家族信託

家族信託とは、家族に財産の管理や処分を任せるための信託契約です。
認知症対策や不動産の円滑な承継を目的に使われることが多く、成年後見より柔軟に財産を動かせる場合があります。

家族信託をわかりやすく解説

家族信託は、親などの財産を信頼できる家族に託し、その家族が決められた目的に沿って管理・運用・処分できるようにする仕組みです。たとえば、親が所有する自宅や収益物件を子どもに託し、親が元気なうちに将来の管理方法を決めておく、といった使い方があります。名義を完全に移す贈与とは違い、財産を守りながら管理権限を分けられるのが特徴です。
不動産の場面では、所有者が高齢になって売却や建て替えの判断が難しくなる前に、信託契約で受託者を定めておくことで、将来の手続きを進めやすくなります。ただし、信託を結べば何でも自由にできるわけではなく、契約内容や登記、税金の扱いをきちんと整理する必要があります。

実務での注意点・よくあるケース

家族信託は便利ですが、実務では次の点に注意が必要です。

  • 信託できる財産の範囲や、誰が受託者になるかを明確にする
  • 売却や賃貸、修繕などを受託者がどこまで判断できるかを契約書で決める
  • 信託登記や税務上の確認が必要になることがある
  • 相続人同士の理解が不足すると、後でトラブルになりやすい

たとえば売主目線では、将来認知症になる前に自宅売却の準備を整えたい場合に有効です。買主目線では、信託財産として売買される不動産は、誰が契約当事者なのか、登記名義や処分権限がどうなっているのかを確認することが大切です。
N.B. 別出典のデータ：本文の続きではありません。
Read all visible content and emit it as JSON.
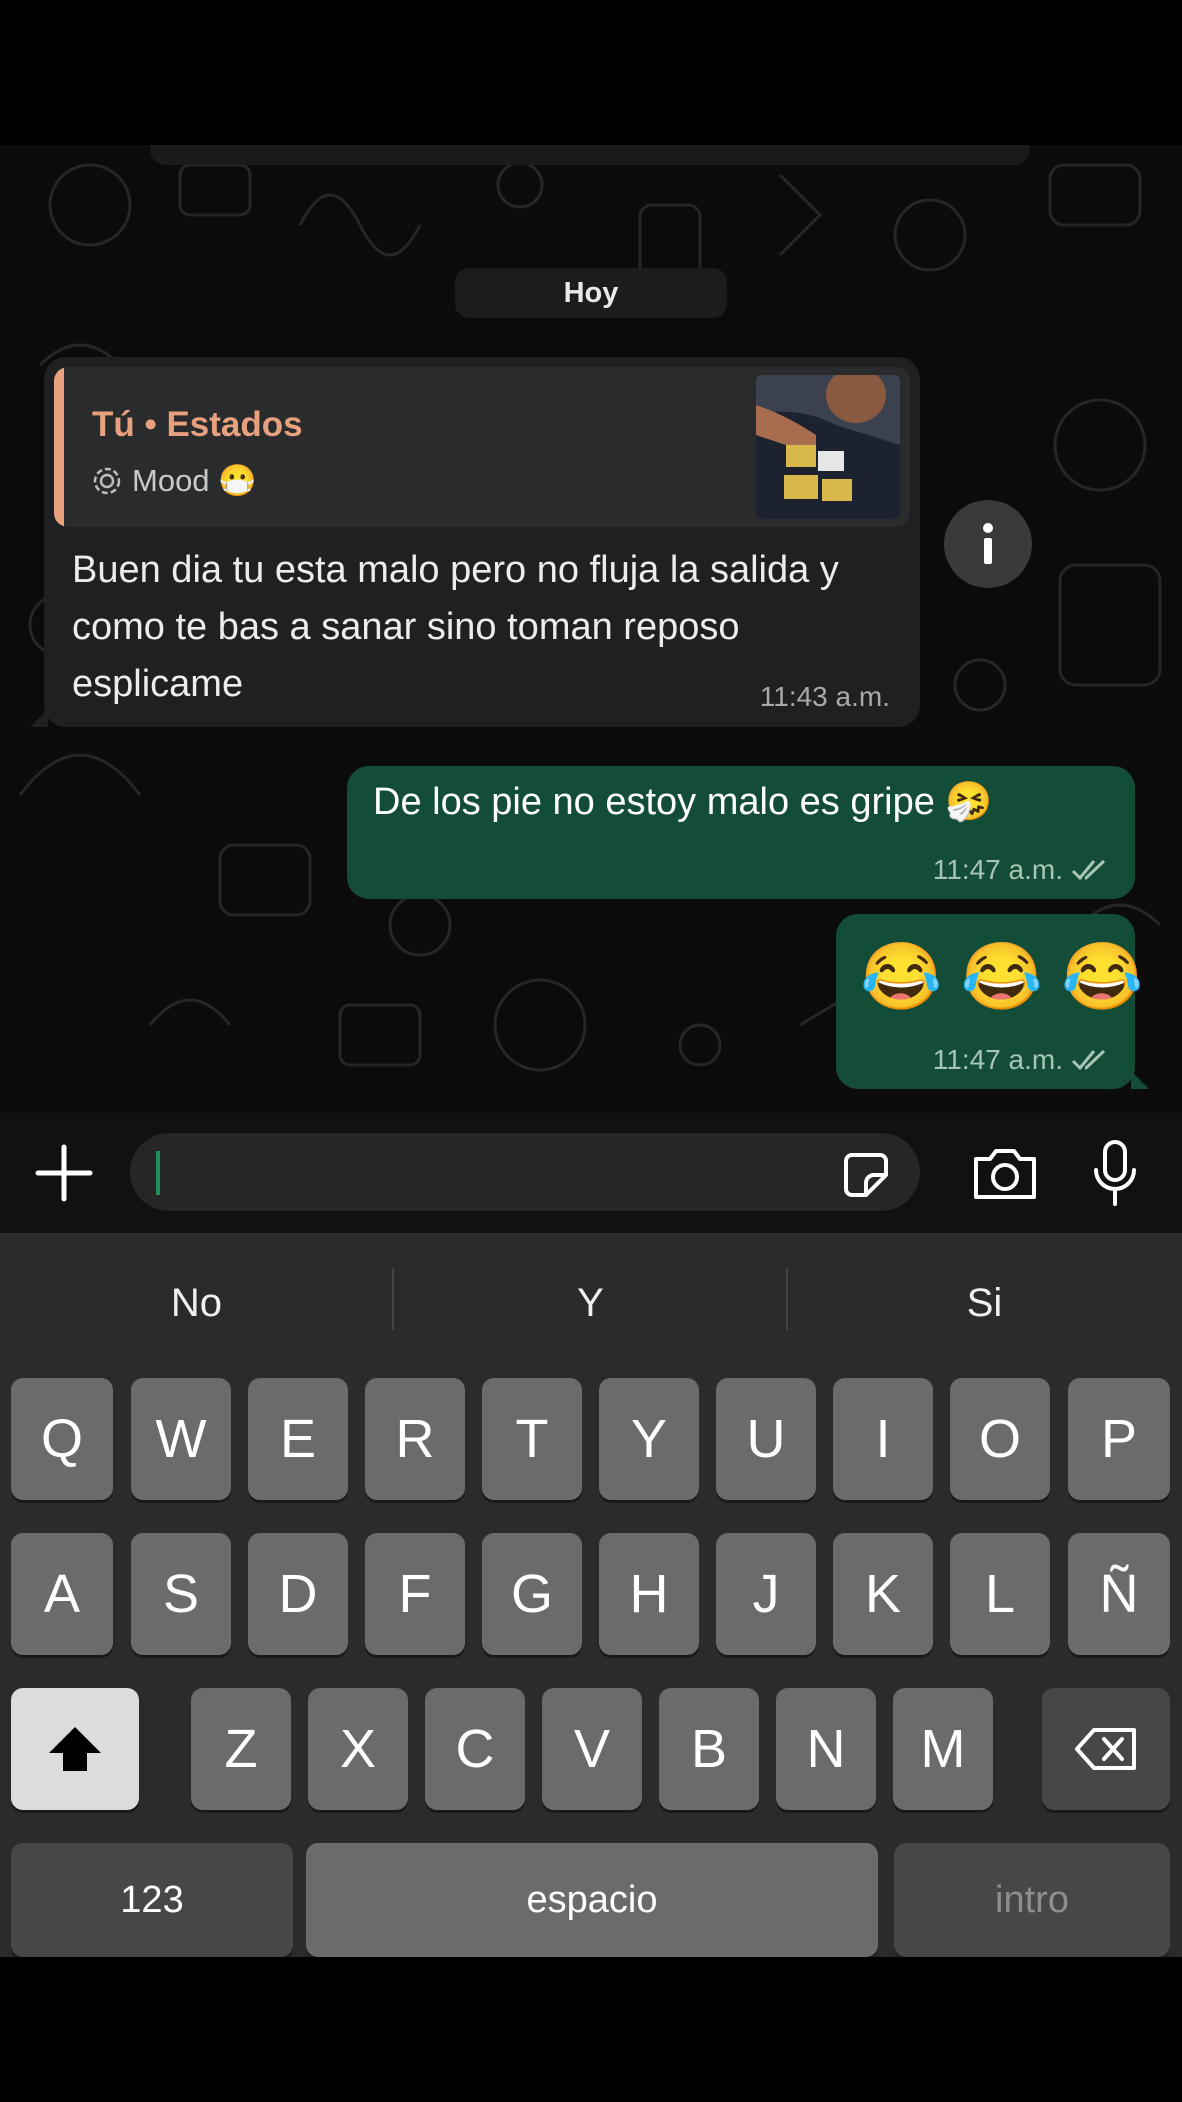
{
  "chat": {
    "date_label": "Hoy",
    "incoming": {
      "quote_title": "Tú • Estados",
      "quote_sub": "Mood 😷",
      "text": "Buen dia tu esta malo  pero no fluja la salida  y como te bas a sanar sino toman reposo  esplicame",
      "time": "11:43 a.m."
    },
    "outgoing": [
      {
        "text": "De los pie no estoy malo es gripe 🤧",
        "time": "11:47 a.m."
      },
      {
        "text": "😂 😂 😂",
        "time": "11:47 a.m."
      }
    ]
  },
  "icons": {
    "info": "info-icon",
    "plus": "plus-icon",
    "sticker": "sticker-icon",
    "camera": "camera-icon",
    "mic": "microphone-icon",
    "read_receipt": "double-check-icon"
  },
  "keyboard": {
    "suggestions": [
      "No",
      "Y",
      "Si"
    ],
    "row1": [
      "Q",
      "W",
      "E",
      "R",
      "T",
      "Y",
      "U",
      "I",
      "O",
      "P"
    ],
    "row2": [
      "A",
      "S",
      "D",
      "F",
      "G",
      "H",
      "J",
      "K",
      "L",
      "Ñ"
    ],
    "row3": [
      "Z",
      "X",
      "C",
      "V",
      "B",
      "N",
      "M"
    ],
    "numbers_label": "123",
    "space_label": "espacio",
    "return_label": "intro"
  },
  "colors": {
    "outgoing_bubble": "#134d37",
    "incoming_bubble": "#1f2021",
    "quote_accent": "#e8a17e"
  }
}
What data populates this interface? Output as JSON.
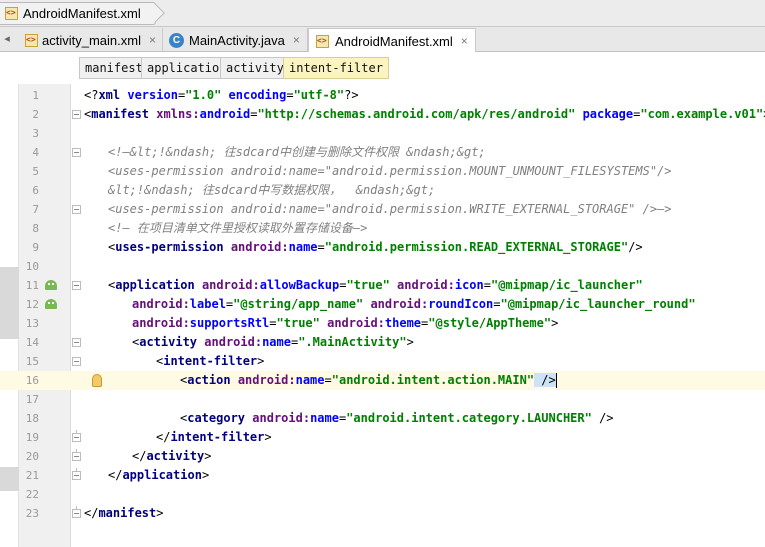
{
  "breadcrumb": {
    "file": "AndroidManifest.xml"
  },
  "tabs": [
    {
      "label": "activity_main.xml",
      "icon": "xml-file-icon",
      "active": false
    },
    {
      "label": "MainActivity.java",
      "icon": "java-class-icon",
      "active": false
    },
    {
      "label": "AndroidManifest.xml",
      "icon": "xml-file-icon",
      "active": true
    }
  ],
  "tab_close_glyph": "×",
  "tag_path": [
    "manifest",
    "application",
    "activity",
    "intent-filter"
  ],
  "editor": {
    "current_line": 16,
    "lines": [
      {
        "n": "1",
        "indent": 0,
        "tokens": [
          [
            "punct",
            "<?"
          ],
          [
            "tag",
            "xml "
          ],
          [
            "attr",
            "version"
          ],
          [
            "punct",
            "="
          ],
          [
            "val",
            "\"1.0\""
          ],
          [
            "punct",
            " "
          ],
          [
            "attr",
            "encoding"
          ],
          [
            "punct",
            "="
          ],
          [
            "val",
            "\"utf-8\""
          ],
          [
            "punct",
            "?>"
          ]
        ]
      },
      {
        "n": "2",
        "indent": 0,
        "fold": true,
        "tokens": [
          [
            "punct",
            "<"
          ],
          [
            "tag",
            "manifest "
          ],
          [
            "ns",
            "xmlns:"
          ],
          [
            "attr",
            "android"
          ],
          [
            "punct",
            "="
          ],
          [
            "val",
            "\"http://schemas.android.com/apk/res/android\""
          ],
          [
            "punct",
            " "
          ],
          [
            "attr",
            "package"
          ],
          [
            "punct",
            "="
          ],
          [
            "val",
            "\"com.example.v01\""
          ],
          [
            "punct",
            ">"
          ]
        ]
      },
      {
        "n": "3",
        "indent": 0,
        "tokens": []
      },
      {
        "n": "4",
        "indent": 4,
        "fold": true,
        "tokens": [
          [
            "com",
            "<!—&lt;!&ndash; 往sdcard中创建与删除文件权限 &ndash;&gt;"
          ]
        ]
      },
      {
        "n": "5",
        "indent": 4,
        "tokens": [
          [
            "com",
            "<uses-permission android:name=\"android.permission.MOUNT_UNMOUNT_FILESYSTEMS\"/>"
          ]
        ]
      },
      {
        "n": "6",
        "indent": 4,
        "tokens": [
          [
            "com",
            "&lt;!&ndash; 往sdcard中写数据权限，  &ndash;&gt;"
          ]
        ]
      },
      {
        "n": "7",
        "indent": 4,
        "fold": true,
        "tokens": [
          [
            "com",
            "<uses-permission android:name=\"android.permission.WRITE_EXTERNAL_STORAGE\" />—>"
          ]
        ]
      },
      {
        "n": "8",
        "indent": 4,
        "tokens": [
          [
            "com",
            "<!— 在项目清单文件里授权读取外置存储设备—>"
          ]
        ]
      },
      {
        "n": "9",
        "indent": 4,
        "tokens": [
          [
            "punct",
            "<"
          ],
          [
            "tag",
            "uses-permission "
          ],
          [
            "ns",
            "android:"
          ],
          [
            "attr",
            "name"
          ],
          [
            "punct",
            "="
          ],
          [
            "val",
            "\"android.permission.READ_EXTERNAL_STORAGE\""
          ],
          [
            "punct",
            "/>"
          ]
        ]
      },
      {
        "n": "10",
        "indent": 0,
        "tokens": []
      },
      {
        "n": "11",
        "indent": 4,
        "fold": true,
        "icon": "android-icon",
        "tokens": [
          [
            "punct",
            "<"
          ],
          [
            "tag",
            "application "
          ],
          [
            "ns",
            "android:"
          ],
          [
            "attr",
            "allowBackup"
          ],
          [
            "punct",
            "="
          ],
          [
            "val",
            "\"true\""
          ],
          [
            "punct",
            " "
          ],
          [
            "ns",
            "android:"
          ],
          [
            "attr",
            "icon"
          ],
          [
            "punct",
            "="
          ],
          [
            "val",
            "\"@mipmap/ic_launcher\""
          ]
        ]
      },
      {
        "n": "12",
        "indent": 8,
        "icon": "android-icon",
        "tokens": [
          [
            "ns",
            "android:"
          ],
          [
            "attr",
            "label"
          ],
          [
            "punct",
            "="
          ],
          [
            "val",
            "\"@string/app_name\""
          ],
          [
            "punct",
            " "
          ],
          [
            "ns",
            "android:"
          ],
          [
            "attr",
            "roundIcon"
          ],
          [
            "punct",
            "="
          ],
          [
            "val",
            "\"@mipmap/ic_launcher_round\""
          ]
        ]
      },
      {
        "n": "13",
        "indent": 8,
        "tokens": [
          [
            "ns",
            "android:"
          ],
          [
            "attr",
            "supportsRtl"
          ],
          [
            "punct",
            "="
          ],
          [
            "val",
            "\"true\""
          ],
          [
            "punct",
            " "
          ],
          [
            "ns",
            "android:"
          ],
          [
            "attr",
            "theme"
          ],
          [
            "punct",
            "="
          ],
          [
            "val",
            "\"@style/AppTheme\""
          ],
          [
            "punct",
            ">"
          ]
        ]
      },
      {
        "n": "14",
        "indent": 8,
        "fold": true,
        "tokens": [
          [
            "punct",
            "<"
          ],
          [
            "tag",
            "activity "
          ],
          [
            "ns",
            "android:"
          ],
          [
            "attr",
            "name"
          ],
          [
            "punct",
            "="
          ],
          [
            "val",
            "\".MainActivity\""
          ],
          [
            "punct",
            ">"
          ]
        ]
      },
      {
        "n": "15",
        "indent": 12,
        "fold": true,
        "tokens": [
          [
            "punct",
            "<"
          ],
          [
            "tag",
            "intent-filter"
          ],
          [
            "punct",
            ">"
          ]
        ]
      },
      {
        "n": "16",
        "indent": 16,
        "bulb": true,
        "tokens": [
          [
            "punct",
            "<"
          ],
          [
            "tag",
            "action "
          ],
          [
            "ns",
            "android:"
          ],
          [
            "attr",
            "name"
          ],
          [
            "punct",
            "="
          ],
          [
            "val",
            "\"android.intent.action.MAIN\""
          ],
          [
            "punct",
            " />"
          ]
        ]
      },
      {
        "n": "17",
        "indent": 0,
        "tokens": []
      },
      {
        "n": "18",
        "indent": 16,
        "tokens": [
          [
            "punct",
            "<"
          ],
          [
            "tag",
            "category "
          ],
          [
            "ns",
            "android:"
          ],
          [
            "attr",
            "name"
          ],
          [
            "punct",
            "="
          ],
          [
            "val",
            "\"android.intent.category.LAUNCHER\""
          ],
          [
            "punct",
            " />"
          ]
        ]
      },
      {
        "n": "19",
        "indent": 12,
        "fold": "end",
        "tokens": [
          [
            "punct",
            "</"
          ],
          [
            "tag",
            "intent-filter"
          ],
          [
            "punct",
            ">"
          ]
        ]
      },
      {
        "n": "20",
        "indent": 8,
        "fold": "end",
        "tokens": [
          [
            "punct",
            "</"
          ],
          [
            "tag",
            "activity"
          ],
          [
            "punct",
            ">"
          ]
        ]
      },
      {
        "n": "21",
        "indent": 4,
        "fold": "end",
        "tokens": [
          [
            "punct",
            "</"
          ],
          [
            "tag",
            "application"
          ],
          [
            "punct",
            ">"
          ]
        ]
      },
      {
        "n": "22",
        "indent": 0,
        "tokens": []
      },
      {
        "n": "23",
        "indent": 0,
        "fold": "end",
        "tokens": [
          [
            "punct",
            "</"
          ],
          [
            "tag",
            "manifest"
          ],
          [
            "punct",
            ">"
          ]
        ]
      }
    ]
  }
}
通常の売買とは少し手順が異なるため、司法書士や不動産会社に事前確認しておくと安心です。

よくある質問

Q. 家族信託があれば、認知症になってもすぐ売却できますか?

A. 契約内容と登記が整っていれば、受託者が信託契約の範囲内で売却手続きを進められる可能性があります。ただし、物件の種類や契約の設計によって扱いが変わるため、事前準備が重要です。

Q. 家族信託と相続対策は同じですか?

A. 似ている部分はありますが、完全に同じではありません。家族信託は主に「管理・承継の仕組みづくり」に強く、相続税対策や遺産分割の方法は別途検討が必要になることがあります。